I'm pretty sure now 90% of the chess world would consider that Anand retains crown!! ;)

Anonymous's picture

@pircalert +10 Anand is still the WCC. Gelfy didn't beat him.

boardgame's picture

I honestly doubt it. Anand will crumble under the pressure. I am almost certain. So pitiable. It's about time Gelfand gives him the coup de grace. We have been seeing enough of this.

Anonymous's picture

Nr.6 vs. Nr.17 playing for the WC Title in Chess is like Bayern and Chelsea would play the UEFA Championsleague Final in football.
Oh wait...

Antonin's picture

What a silly game. Before the match, I thought the world of Anand, and fully expected him to win. I also thought he would be at least even if not better than Aronian or Carlsen in a match. Now, I don't think that at all. Let's say this current game was played between Carlsen (white) and Anand (black). Do you honestly think that Carlsen, up a pawn, with a massive time advantage, in the last game of the world championship, would let his opponent off with a draw? Not a chance.

Antonin's picture

Just to add, Anand even OFFERED the draw! Outrageous.

Anonymous's picture

None of the previous world champions would have offered a draw in this position. None. Nor would Carlsen, Aronian or Kramnik. Once again the whole chess world has a big reason to feel betrayed.
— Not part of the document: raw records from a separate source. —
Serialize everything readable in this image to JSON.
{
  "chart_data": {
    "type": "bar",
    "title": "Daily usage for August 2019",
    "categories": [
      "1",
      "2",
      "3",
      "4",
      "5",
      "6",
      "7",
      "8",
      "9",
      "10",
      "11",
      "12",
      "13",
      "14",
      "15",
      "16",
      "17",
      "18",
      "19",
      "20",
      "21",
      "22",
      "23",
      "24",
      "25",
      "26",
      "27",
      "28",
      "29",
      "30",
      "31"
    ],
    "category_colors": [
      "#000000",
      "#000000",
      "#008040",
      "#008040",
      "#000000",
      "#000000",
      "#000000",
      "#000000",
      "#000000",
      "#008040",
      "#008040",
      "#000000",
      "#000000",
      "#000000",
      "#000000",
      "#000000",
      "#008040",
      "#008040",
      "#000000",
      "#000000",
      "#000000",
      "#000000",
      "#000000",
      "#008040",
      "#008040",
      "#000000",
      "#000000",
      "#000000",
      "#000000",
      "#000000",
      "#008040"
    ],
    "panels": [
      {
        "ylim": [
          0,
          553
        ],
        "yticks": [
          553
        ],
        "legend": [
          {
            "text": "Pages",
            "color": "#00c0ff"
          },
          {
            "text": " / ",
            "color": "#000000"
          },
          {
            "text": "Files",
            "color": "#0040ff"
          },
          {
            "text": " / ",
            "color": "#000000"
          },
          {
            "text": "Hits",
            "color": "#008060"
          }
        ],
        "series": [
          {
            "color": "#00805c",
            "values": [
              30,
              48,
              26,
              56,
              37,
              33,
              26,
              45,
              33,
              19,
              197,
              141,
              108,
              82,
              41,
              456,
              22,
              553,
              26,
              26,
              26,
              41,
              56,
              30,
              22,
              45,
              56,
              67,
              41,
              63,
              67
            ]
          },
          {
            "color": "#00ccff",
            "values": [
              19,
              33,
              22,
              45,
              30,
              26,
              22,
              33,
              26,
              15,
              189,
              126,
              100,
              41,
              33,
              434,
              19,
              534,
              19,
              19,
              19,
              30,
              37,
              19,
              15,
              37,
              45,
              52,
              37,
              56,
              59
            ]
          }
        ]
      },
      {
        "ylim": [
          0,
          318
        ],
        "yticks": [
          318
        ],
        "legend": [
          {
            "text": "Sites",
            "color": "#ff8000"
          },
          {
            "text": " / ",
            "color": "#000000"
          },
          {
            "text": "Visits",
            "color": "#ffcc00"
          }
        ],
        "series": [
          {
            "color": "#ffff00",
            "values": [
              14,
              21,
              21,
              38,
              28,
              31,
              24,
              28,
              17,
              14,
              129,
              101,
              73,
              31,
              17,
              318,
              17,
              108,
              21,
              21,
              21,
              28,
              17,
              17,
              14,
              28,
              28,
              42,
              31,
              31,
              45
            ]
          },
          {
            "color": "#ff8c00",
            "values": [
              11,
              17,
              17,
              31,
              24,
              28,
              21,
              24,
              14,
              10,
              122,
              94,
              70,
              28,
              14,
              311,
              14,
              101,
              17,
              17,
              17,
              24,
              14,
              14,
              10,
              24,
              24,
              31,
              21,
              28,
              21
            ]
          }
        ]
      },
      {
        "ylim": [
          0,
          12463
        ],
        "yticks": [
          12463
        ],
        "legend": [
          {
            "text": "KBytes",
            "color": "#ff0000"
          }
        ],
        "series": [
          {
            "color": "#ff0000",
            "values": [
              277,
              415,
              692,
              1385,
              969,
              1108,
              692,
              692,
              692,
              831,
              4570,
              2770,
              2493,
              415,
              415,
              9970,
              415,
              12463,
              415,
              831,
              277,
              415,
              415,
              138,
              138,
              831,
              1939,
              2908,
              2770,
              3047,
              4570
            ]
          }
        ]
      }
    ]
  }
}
And it is not the first time in this match, the most boring ever.

PircAlert's picture

What is wrong? It is Gelfand who started the whole draw offering thing. You have every reason to draw the classical part when you see your opponent knows all your preparations. Even a 20 game match would not be any different to a champion who is determined to draw. Per tradition, fight is mostly expected from challenger who wants the throne?? Now rapids, and you can show your originality.

Antonin's picture

Anand is world champion because he won the previous match, not because he is not losing this one by offering early and insipid draws. At the beginning of the match, both players are going into this contest even. They should both try to win. Anand has showed no fighting spirit at key moments, particularly when it comes to Boris' late-match time trouble.

LuxAeterna's picture

Why Anand must to show fighting spirit? Anand is the champion, all that he must to do is prevail. Gelfand must show he want win. If Anand offer a draw, then Gelfand, in any case, can not accept and fight for a win. Why he accept?... Because is a DRAW period.

Anonymous's picture

Only ONE game lasted more than 40 moves. Not one time scramble. Many draws before 30th move. No fight, just exchange pieces and draw. If you think that is OK, the chess world is in a truly horrible state.

Antonin's picture

And in that one game that lasted over 40 moves, it was Gelfand who was pressing.